Being a landlord isn't for everyone
The same long-term promise applies to rental properties you might buy as well -- though you might be counting more on all the rental income coming in for your reward. If so, keep these factors in mind:

  • You probably won't be able to or won't want to increase the rent each year, because you'll want to keep your property competitive with similar ones and if you have good tenants, you'll want to keep them. (You'll find that a reliable $1,200 per month can be preferable to an iffy $1,350.)
  • While rent checks will roll in, you'll also be cutting a lot of checks, and many times landlords don't end up with a sum that seems worth all the effort they expended. You'll be paying property taxes and will have to insure the building. You'll also have to pay for repairs when a pipe bursts and soaks a ceiling and rug, and you'll you'll pay for routine upkeep, too, such as new paint and carpeting every few years, and new appliances when old ones wear out.
  • Remember, too, that there will be months when the property is vacant, when you won't be receiving checks. Finding new tenants can take time, and it's not easy to find great ones. Many will frequently be late to pay their rent and you may have to chase them down routinely. Certain personality types are better suited to landlording than others – it's not great for unassertive confrontation avoiders, for example.
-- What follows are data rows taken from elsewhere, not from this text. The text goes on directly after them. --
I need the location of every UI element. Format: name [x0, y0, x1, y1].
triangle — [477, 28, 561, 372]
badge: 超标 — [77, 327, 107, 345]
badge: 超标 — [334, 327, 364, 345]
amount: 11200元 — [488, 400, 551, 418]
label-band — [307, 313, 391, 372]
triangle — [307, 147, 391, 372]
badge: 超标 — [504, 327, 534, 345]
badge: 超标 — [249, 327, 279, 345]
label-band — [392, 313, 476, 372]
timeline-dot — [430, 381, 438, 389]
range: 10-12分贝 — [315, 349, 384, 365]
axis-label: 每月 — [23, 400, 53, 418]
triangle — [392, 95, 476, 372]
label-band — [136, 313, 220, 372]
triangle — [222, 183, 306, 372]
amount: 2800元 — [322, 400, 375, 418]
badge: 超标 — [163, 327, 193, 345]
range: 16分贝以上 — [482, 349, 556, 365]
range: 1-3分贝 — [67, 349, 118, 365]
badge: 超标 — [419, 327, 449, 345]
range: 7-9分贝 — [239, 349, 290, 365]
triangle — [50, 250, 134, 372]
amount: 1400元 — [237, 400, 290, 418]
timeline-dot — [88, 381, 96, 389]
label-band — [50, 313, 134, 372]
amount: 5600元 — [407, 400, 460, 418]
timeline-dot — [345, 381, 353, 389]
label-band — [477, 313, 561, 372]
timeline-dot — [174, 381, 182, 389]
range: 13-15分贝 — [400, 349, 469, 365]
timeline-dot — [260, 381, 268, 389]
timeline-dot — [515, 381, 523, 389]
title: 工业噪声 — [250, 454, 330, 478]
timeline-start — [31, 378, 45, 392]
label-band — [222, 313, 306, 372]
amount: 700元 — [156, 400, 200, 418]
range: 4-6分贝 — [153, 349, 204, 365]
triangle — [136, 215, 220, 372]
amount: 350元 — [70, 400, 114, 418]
When you factor all these things together, including all the financial outlays, you might find that owning rental properties doesn't seem worth it.

Landlords have to pay for repairs and maintenance. Photo: Bart Everson, Flickr.

Consider these easier real estate investments
So what should you do? After all, the old saying is true, that they're not making land any more. There clearly is some money to be made in real estate. One great option is investing in properties via REITs -- real estate investment trusts. They're publicly traded companies that own and sometimes manage properties, and by law they must pay out at least 90% of their income to shareholders in dividends.

If you invest in a REIT, your money won't be tied up the way it is when you own property -- where it can take a long time to sell and get your money out, and where you can't just sell part of a house to generate a little money. Instead, you can buy and sell as many shares of REITs as you want, whenever the stock market is open.

There are lots of REITs out there, focused on sectors such as retail, health care, offices, apartments, and more. Here are a few you might look into, as a start:

  • HCP is a health care-focused REIT, recently yielding 5.3%. It owns senior housing, medical offices, life science buildings, nursing homes, and hospitals.
  • National Retail Properties is focused on commercial retail properties, with more than 2,000 of them geographically diversified across 47 states. It recently yielded 4%.
  • W. P. Carey, recently yielding 5.5%, invests in a wide range of commercial properties, such as offices, warehouses, industrial properties, retail locations, hotels, R&D facilities, and self-storage properties.
  • You might even invest in an exchange-traded fund (ETF) that holds a variety of REITs. Consider, for example, the Vanguard REIT ETF, recently yielding 3.5%.

So if you're drawn to real estate, give REITs some consideration. They can add useful diversification to any portfolio, and they'll generate income, too. Think of them as regular rent checks, with fewer headaches.